Il faut le reconnaître, le dernier long-métrage de Sam Mendès est très prenant. En filmant ses personnages presque uniquement à hauteur d’homme, avec une caméra qui les suit ou les précède en alternance, mais les suit toujours strictement, on a un sentiment d’immersion rare au cinéma. L’effet est si bien rendu, que l’on a parfois l’impression étrange de ne pas être devant un film, mais plutôt le spectateur d’un jeu vidéo manipulé par un autre. C’est parfois vraiment troublant, notamment lors des séquences où un personnage doit effectuer une action dangereuse, que ce soit la traversée d’une rivière sur un pont cassé, ou bien une fuite dans les rues sombres d’une ville détruite et enflammée. À cet égard, l’objectif de 1917 est parfaitement rempli et on n’a sans doute jamais vu la Première guerre mondiale sous cet angle aussi prenant. En même temps, ces contraintes techniques ont des conséquences qui dépassent largement le tournage et qui impliquent tous les aspects du tournage et de l’écriture. Pour éviter l’ennui du spectateur, il faut multiplier les dialogues parfois inutiles et surtout augmenter parfois artificiellement le nombre de péripéties. Les personnages ne peuvent pas simplement traverser un champ désert, il faut qu’un avion dans le ciel soit attaqué et tombe juste à côté d’eux. Plus tard, c’est la rencontre d’un personnage avec une troupe qui passait par là qui semble un petit peu tirée par les cheveux. Le nombre de balles tirées qui n’atteignent jamais un personnage dans une autre scène est aussi assez incroyable. Pour que le concept tienne, il faut parfois tirer sur l’histoire en dépit de tout réalisme, ce qui peut par endroit casser l’immersion du spectateur. Néanmoins, 1917 n’est pas à une approximation près, avec un traitement de la guerre bien éloigné de la réalité. Tout le monde semble se soucier de la survie des soldats, sauf les Allemands qui sont représentés comme des brutes sanguinaires, on a vu plus sérieux sur le plan historique.

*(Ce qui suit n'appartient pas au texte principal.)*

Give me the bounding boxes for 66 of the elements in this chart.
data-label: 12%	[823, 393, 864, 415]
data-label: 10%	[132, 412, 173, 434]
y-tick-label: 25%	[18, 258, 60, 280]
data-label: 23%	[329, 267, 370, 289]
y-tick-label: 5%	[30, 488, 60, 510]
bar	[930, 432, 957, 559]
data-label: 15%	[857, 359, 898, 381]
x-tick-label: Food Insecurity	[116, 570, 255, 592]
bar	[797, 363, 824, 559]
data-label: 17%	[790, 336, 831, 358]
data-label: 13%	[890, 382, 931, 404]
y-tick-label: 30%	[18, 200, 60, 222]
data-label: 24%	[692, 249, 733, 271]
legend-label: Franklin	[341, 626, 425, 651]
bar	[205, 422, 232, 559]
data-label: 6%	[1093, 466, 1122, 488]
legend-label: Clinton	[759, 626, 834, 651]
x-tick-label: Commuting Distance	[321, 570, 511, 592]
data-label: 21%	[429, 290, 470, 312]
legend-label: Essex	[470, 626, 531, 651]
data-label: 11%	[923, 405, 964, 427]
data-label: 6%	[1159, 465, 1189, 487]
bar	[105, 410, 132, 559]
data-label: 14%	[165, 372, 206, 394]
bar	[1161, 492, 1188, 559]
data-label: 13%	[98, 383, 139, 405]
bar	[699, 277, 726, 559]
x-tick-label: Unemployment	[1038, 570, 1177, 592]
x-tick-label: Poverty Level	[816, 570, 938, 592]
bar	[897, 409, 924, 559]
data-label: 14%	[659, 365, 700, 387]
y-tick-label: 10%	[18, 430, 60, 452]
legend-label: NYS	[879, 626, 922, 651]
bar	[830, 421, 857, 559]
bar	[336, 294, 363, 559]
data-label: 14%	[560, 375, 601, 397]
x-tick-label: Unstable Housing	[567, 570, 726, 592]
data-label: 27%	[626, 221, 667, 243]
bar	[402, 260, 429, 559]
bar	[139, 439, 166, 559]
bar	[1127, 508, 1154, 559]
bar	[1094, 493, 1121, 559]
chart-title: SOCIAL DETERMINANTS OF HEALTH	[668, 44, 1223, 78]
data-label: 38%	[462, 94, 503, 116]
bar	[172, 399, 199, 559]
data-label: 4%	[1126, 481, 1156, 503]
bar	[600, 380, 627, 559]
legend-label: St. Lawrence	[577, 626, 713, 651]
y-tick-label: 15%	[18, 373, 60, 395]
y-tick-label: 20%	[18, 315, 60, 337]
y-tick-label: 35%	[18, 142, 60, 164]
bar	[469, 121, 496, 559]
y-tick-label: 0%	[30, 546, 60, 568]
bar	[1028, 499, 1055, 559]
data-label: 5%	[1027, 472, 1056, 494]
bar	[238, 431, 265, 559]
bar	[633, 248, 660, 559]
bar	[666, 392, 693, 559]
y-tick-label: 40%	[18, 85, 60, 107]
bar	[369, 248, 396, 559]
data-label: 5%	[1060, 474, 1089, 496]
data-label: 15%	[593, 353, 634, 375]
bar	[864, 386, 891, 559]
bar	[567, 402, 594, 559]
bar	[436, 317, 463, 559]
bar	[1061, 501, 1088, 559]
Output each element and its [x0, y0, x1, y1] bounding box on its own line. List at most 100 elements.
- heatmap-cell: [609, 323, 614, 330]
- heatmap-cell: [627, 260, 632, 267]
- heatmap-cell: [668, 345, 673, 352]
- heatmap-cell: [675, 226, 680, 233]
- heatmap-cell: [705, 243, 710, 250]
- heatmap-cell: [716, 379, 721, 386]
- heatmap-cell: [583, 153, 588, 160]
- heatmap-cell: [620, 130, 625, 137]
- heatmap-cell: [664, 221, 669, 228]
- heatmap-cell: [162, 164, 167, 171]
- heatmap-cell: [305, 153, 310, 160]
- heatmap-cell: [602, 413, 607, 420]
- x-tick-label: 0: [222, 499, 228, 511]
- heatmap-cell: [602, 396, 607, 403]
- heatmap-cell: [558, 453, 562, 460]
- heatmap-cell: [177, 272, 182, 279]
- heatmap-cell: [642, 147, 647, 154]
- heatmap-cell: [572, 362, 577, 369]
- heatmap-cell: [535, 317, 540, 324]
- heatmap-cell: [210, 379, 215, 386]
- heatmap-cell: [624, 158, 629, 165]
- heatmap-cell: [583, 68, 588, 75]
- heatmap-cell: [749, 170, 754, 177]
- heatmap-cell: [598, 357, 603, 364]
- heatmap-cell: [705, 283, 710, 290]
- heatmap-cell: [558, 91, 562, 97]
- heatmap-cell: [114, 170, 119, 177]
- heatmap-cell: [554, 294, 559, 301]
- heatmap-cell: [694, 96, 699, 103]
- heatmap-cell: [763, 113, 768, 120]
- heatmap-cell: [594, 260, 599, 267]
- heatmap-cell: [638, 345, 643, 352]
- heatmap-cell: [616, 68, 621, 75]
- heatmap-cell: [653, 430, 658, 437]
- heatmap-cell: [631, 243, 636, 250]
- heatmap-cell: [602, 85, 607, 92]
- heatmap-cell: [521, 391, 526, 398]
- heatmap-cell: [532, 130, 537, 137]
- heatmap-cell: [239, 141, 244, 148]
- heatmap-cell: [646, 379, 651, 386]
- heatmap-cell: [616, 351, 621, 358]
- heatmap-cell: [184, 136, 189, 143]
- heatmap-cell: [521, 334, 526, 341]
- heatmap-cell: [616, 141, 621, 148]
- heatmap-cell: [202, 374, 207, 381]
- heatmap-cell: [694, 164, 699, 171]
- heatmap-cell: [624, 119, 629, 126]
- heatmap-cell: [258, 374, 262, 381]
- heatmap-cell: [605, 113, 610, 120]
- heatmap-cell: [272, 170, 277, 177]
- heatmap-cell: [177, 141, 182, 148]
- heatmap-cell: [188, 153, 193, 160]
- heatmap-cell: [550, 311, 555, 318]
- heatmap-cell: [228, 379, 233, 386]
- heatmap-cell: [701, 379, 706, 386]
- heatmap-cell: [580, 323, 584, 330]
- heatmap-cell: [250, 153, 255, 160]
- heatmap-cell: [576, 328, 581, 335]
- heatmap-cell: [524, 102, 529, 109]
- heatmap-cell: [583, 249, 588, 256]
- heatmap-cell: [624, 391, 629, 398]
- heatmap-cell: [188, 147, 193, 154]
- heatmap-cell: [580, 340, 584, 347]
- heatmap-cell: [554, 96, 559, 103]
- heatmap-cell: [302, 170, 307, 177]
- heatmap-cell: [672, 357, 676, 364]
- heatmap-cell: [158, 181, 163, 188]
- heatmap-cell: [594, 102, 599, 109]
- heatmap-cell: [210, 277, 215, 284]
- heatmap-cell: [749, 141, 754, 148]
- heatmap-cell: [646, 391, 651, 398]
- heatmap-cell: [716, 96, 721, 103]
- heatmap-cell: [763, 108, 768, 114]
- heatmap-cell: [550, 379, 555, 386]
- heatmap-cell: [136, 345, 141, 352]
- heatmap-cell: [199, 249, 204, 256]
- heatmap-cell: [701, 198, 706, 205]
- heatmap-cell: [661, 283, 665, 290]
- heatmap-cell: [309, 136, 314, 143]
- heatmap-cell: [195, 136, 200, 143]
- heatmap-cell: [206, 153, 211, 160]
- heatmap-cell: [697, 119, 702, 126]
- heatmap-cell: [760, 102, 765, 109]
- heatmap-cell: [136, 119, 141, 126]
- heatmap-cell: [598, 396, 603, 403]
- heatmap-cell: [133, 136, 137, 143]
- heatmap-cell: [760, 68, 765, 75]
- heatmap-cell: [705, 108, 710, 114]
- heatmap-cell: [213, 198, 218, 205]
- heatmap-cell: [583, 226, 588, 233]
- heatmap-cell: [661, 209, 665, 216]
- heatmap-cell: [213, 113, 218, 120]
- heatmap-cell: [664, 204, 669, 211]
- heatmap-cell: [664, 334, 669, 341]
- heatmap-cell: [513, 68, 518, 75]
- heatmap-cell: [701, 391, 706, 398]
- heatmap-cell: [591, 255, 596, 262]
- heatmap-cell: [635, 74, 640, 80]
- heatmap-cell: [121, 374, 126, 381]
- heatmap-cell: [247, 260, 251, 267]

1917 n’est clairement pas un documentaire et si l’on oublie cette question du réalisme historique, il reste un film d’action audacieux par son format. Sam Mendes a réussi son pari, l’immersion est clairement meilleure que la moyenne et le spectacle est au rendez-vous. Dommage d’avoir insisté aussi lourdement sur la bande-originale, d’autant qu’elle est banale et souvent superflue, mais c’est la seule vraie fausse note sur le plan technique. 1917 ne restera pas dans les annales pour son intrigue, ni même son casting qui ressemble par moment à un défilé de stars, vous auriez néanmoins tort de ne pas vous laisser tenter.